Val, a chef de partie at Warwick Conferences, shared this recipe after years of perfecting a treat she loves for its simplicity as much as its flavour. Known for her attention to detail in the kitchen, she wanted something that celebrated good ingredients without any fuss. When she realised her all‑butter shortbread needed nothing more than a few pantry staples and minimal effort, it quickly became a favourite she was more than happy to pass on.
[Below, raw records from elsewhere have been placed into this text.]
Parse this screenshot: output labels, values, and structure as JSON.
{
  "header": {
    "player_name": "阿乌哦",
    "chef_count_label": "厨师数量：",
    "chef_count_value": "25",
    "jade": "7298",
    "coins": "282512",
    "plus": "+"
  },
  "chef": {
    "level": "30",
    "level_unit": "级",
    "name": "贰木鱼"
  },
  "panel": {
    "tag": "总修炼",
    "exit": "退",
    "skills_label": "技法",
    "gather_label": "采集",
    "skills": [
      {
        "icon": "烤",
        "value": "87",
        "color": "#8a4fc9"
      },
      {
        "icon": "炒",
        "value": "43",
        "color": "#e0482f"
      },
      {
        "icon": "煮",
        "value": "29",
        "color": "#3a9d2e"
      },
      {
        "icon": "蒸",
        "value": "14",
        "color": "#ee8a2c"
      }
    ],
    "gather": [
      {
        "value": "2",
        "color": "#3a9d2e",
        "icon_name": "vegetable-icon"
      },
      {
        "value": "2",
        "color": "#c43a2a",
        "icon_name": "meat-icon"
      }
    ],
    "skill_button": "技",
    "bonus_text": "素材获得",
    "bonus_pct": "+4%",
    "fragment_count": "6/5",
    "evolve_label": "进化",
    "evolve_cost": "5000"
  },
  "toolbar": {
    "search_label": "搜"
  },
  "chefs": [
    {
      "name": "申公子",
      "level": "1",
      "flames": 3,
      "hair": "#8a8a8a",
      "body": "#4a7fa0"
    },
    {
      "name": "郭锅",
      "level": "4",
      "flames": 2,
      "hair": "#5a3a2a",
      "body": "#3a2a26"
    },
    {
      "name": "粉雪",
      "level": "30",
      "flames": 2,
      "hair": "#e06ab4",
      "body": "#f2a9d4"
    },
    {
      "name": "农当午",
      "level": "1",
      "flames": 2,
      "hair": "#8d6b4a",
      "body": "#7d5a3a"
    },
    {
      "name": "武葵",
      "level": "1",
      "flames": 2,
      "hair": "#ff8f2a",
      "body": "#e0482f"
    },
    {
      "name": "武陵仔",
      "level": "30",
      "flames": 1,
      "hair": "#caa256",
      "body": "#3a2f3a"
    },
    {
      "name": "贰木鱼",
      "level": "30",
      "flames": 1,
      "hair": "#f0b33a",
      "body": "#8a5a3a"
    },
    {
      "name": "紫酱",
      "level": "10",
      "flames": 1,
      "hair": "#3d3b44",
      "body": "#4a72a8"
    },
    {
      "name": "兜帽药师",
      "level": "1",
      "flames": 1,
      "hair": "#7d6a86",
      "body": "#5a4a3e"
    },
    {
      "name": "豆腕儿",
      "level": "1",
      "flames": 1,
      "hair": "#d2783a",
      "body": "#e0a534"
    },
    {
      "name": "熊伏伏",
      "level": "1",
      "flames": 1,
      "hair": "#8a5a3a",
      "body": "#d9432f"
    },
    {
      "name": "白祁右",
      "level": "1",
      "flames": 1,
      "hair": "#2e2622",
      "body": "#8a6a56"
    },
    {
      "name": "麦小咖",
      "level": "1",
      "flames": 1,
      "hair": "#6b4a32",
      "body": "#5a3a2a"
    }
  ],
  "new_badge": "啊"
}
Aunty Val's All Butter Shortbread

Makes approx. 30 shortbread fingers

Ingredients

  • 500g butter, softened
  • 625g plain flour
  • 75g ground rice
  • 250g caster sugar (plus extra for sprinkling)

Method

  1. Preheat the oven to 170°C (fan off).
  2. Lightly grease a baking tray or line it with parchment.
  3. Combine the butter, flour, ground rice, and caster sugar in a bowl. Mix until it forms a soft, even dough.
  4. Roll or press the dough evenly into the prepared tray, smoothing the top.
  5. Bake for 40 minutes, or until pale golden.
  6. Remove from the oven and cut into fingers while still warm - this prevents cracking later.
  7. Sprinkle generously with caster sugar.
  8. Allow to cool completely in the tray before lifting out and serving.

Freezing - This dough and the baked shortbread freeze well if you want to save it for later!